Newsom had planned to meet behind closed doors with Trump, to whom, on the other hand, he has always thanked in an institutional tone for the federal help to California in the fight against the coronavirus and the emergency media.

In the last decade, the fight against climate change has become a state affair in California, to the point that the state Republican Party hardly protests the emission reduction targets (similar to those of the EU and the most ambitious from USA).

It is simply not discussed.

The denialism of Trump and Republican sectors of other states is seen as an eccentricity that provokes between stupor and irritation.

Trump, for his part, has tried to crack down on California's authority to set its own emission limits.

The environment is the issue where the clash between California (self-proclaimed

Resistance State

) and the Republican president has been most stark, along with immigration policies.

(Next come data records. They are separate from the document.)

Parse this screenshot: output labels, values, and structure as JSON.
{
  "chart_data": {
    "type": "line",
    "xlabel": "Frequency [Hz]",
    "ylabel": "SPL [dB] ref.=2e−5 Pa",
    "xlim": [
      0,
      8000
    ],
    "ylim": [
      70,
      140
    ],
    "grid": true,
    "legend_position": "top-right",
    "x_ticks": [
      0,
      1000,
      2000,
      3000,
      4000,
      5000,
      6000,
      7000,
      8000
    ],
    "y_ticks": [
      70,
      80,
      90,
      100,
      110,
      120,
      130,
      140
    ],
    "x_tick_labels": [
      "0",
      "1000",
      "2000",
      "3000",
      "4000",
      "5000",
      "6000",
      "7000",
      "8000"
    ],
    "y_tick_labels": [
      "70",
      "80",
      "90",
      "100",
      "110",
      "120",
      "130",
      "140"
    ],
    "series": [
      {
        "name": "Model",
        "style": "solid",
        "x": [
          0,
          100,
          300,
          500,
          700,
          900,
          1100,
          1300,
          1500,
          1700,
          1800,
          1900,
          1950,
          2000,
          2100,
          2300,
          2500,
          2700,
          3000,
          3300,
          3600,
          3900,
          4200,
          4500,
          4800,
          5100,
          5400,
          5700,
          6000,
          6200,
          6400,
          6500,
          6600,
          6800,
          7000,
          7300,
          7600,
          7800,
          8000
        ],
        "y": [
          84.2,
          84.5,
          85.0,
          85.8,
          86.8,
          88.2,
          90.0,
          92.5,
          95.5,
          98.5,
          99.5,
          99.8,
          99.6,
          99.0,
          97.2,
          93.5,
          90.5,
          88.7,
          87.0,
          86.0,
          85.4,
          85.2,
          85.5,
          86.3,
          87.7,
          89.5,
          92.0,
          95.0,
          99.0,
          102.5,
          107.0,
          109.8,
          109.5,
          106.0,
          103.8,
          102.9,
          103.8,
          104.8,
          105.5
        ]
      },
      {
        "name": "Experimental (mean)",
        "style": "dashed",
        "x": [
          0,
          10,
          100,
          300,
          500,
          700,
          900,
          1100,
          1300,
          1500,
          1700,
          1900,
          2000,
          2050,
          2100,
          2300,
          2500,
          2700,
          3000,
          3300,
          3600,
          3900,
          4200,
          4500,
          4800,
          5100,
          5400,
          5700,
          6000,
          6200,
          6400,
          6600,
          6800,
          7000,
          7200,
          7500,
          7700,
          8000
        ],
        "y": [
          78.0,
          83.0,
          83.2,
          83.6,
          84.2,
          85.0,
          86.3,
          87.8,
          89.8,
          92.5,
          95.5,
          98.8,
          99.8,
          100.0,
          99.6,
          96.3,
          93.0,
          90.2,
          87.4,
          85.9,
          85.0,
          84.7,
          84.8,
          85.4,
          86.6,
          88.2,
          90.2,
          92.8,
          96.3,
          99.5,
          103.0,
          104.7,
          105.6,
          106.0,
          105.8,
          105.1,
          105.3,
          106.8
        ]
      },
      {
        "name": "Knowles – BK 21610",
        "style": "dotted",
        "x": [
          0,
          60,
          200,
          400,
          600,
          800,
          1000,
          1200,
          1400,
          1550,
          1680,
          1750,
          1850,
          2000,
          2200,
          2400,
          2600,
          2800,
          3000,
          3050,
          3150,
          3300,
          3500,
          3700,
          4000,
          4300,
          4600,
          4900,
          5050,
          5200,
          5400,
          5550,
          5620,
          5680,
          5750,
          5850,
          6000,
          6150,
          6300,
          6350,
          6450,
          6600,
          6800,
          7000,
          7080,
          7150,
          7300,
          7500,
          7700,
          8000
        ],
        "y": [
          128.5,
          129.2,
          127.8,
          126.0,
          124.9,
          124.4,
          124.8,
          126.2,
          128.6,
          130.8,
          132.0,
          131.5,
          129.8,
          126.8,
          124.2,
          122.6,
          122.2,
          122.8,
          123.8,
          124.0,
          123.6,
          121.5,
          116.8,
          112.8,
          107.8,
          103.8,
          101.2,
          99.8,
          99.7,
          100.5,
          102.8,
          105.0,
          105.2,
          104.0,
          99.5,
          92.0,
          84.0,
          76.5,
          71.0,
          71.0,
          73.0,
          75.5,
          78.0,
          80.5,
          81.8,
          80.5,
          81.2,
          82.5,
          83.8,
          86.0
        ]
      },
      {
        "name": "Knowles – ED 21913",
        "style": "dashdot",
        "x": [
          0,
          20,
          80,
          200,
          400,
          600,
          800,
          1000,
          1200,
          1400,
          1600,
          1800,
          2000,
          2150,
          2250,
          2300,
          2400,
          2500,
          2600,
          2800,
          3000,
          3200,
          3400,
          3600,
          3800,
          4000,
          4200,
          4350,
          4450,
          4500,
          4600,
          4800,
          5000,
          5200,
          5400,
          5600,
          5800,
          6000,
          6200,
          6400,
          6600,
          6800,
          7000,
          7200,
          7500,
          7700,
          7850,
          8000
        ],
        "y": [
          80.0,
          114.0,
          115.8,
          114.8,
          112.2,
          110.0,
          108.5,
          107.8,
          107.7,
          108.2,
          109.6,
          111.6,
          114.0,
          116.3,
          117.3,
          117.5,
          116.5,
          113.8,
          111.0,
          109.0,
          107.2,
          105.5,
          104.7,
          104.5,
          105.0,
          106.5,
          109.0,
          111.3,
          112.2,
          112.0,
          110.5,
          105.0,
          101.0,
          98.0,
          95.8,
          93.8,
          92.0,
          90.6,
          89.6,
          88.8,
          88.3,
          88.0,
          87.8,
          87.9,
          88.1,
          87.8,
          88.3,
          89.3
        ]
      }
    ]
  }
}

The president had planned to land in Sacramento (California) from a campaign event in Las Vegas (Nevada) and receive a

closed-door

briefing

on the situation of the fires.

Later, Trump was going to participate in a tribute to the California National Guard, a military corps of reservists that is activated in emergencies and that, this year, was deployed on the streets of Los Angeles in the first days of the demonstrations for the death by George Floyd.

No military has been seen on the streets since the 1992 riots. Trump had another election parade planned in Phoenix, Arizona, before returning to Washington.